Critical Play: Comparative Analysis – Uno

A terror that lurks behind all parties and family gatherings, Uno haunts the minds of many a millenial and Zoomer. This cutthroat game is known to many and feared by all, but for my critical play this week I chose to hunker down and weather the 4-colored storm to try and see what makes Uno a mainstay game.

My main goal when I sought out on this journey was to investigate how Uno implemented its actions, since both Uno and the game my team is creating are turn-based action card games. Uno is an exemplar of the action card genre largely due to its simplicity and focus on action/reaction in-game. By allowing players access to several card effects that can critically alter the game flow, Uno gives the players a sense of agency in its chaotic onslaught. Cards like Draw 2, Reverse, and Skip allow players to engage with both the game (removing cards from their hands) and other players (screwing over the person after you). This sets a satisfying and competitive vibe with the game that seems to follow it no matter who’s playing.

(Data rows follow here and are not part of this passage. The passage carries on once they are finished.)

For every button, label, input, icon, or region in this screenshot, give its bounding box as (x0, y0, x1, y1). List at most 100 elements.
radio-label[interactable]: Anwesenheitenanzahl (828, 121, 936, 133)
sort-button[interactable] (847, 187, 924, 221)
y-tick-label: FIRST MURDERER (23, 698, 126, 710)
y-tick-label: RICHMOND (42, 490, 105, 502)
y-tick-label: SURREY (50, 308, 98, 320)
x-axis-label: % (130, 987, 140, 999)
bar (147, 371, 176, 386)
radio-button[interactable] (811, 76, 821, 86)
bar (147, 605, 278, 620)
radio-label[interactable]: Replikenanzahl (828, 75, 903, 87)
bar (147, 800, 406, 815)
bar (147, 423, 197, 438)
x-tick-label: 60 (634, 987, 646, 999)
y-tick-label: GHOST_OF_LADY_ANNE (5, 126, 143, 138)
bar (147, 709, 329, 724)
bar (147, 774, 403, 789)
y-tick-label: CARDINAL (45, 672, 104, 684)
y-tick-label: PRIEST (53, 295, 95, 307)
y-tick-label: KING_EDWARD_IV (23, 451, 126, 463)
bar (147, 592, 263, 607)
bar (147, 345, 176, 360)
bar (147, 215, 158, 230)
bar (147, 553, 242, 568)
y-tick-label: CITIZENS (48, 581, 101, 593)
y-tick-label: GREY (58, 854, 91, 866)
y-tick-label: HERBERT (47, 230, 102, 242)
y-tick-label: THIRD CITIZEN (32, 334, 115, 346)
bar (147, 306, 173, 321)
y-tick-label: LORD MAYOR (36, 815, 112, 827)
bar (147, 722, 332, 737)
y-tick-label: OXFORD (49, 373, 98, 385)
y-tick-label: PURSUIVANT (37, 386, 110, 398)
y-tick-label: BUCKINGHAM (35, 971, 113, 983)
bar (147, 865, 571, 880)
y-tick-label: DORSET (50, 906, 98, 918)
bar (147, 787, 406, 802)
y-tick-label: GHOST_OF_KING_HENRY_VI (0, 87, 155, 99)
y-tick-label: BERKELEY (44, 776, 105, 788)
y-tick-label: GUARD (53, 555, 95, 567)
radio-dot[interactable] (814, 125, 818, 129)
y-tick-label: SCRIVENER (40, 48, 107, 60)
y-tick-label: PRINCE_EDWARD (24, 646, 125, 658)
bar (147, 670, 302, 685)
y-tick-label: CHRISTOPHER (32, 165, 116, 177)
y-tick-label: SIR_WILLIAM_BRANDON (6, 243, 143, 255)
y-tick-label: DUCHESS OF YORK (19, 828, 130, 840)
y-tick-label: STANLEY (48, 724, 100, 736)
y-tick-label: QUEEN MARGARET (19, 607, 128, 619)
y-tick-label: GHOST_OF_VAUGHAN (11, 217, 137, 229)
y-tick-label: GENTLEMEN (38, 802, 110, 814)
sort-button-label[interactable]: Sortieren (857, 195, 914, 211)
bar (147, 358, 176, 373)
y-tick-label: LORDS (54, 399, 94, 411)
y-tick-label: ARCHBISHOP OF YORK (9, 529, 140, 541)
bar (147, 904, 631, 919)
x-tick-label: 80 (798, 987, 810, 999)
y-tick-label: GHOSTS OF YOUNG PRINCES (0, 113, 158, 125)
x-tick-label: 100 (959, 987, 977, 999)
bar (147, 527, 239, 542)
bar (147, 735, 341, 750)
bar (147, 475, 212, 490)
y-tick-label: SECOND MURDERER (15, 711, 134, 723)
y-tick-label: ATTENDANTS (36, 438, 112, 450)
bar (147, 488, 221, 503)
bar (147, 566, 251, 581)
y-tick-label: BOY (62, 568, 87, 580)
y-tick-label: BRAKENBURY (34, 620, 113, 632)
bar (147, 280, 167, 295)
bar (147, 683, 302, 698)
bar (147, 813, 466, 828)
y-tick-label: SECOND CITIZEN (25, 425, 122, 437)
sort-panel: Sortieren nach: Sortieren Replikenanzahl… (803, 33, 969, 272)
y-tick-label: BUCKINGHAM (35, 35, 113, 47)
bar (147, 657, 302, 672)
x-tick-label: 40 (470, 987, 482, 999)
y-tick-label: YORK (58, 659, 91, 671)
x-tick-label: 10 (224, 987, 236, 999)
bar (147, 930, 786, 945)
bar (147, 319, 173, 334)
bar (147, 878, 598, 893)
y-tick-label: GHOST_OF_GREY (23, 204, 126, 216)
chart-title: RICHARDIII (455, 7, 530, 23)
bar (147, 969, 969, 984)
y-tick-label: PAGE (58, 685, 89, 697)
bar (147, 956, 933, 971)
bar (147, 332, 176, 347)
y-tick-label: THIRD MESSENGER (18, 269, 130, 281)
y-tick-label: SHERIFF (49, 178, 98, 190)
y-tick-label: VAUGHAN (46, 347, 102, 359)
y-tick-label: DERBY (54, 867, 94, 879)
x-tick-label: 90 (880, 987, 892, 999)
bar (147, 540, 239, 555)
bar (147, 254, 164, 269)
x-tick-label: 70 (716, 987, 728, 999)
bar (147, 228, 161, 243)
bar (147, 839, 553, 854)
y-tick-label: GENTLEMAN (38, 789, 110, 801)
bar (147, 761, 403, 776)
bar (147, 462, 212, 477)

In addition to actions, Uno has a few reactions (actions that can be performed outside of the normal turn order in response to another player’s actions) which also serve to engage players, keeping them constantly on their toes so they don’t miss the chance to play even more Uno. Some examples of these reactions are the players’ ability to stack Draw 2 cards to pass the buck onto their neighbor or to call out another player when they didn’t declare they only had one card left (“Uno!”). In my time playing, this took the form of three grown men mashing a “Call Out” button so nobody could ever have less than 2 cards without having to draw more. This led to some problems reaching an end-state, but no human can hold out forever and Uno eventually had its way with us.

Uno primarily differentiates itself from other games in its genre by both being a timeless classic and by maintaining a simple theme and style even over the many years of its existence. It’s simple premise of primary colors and single digit numbers is quick to grasp, while the social competition does the heavy lifting of keeping players engaged.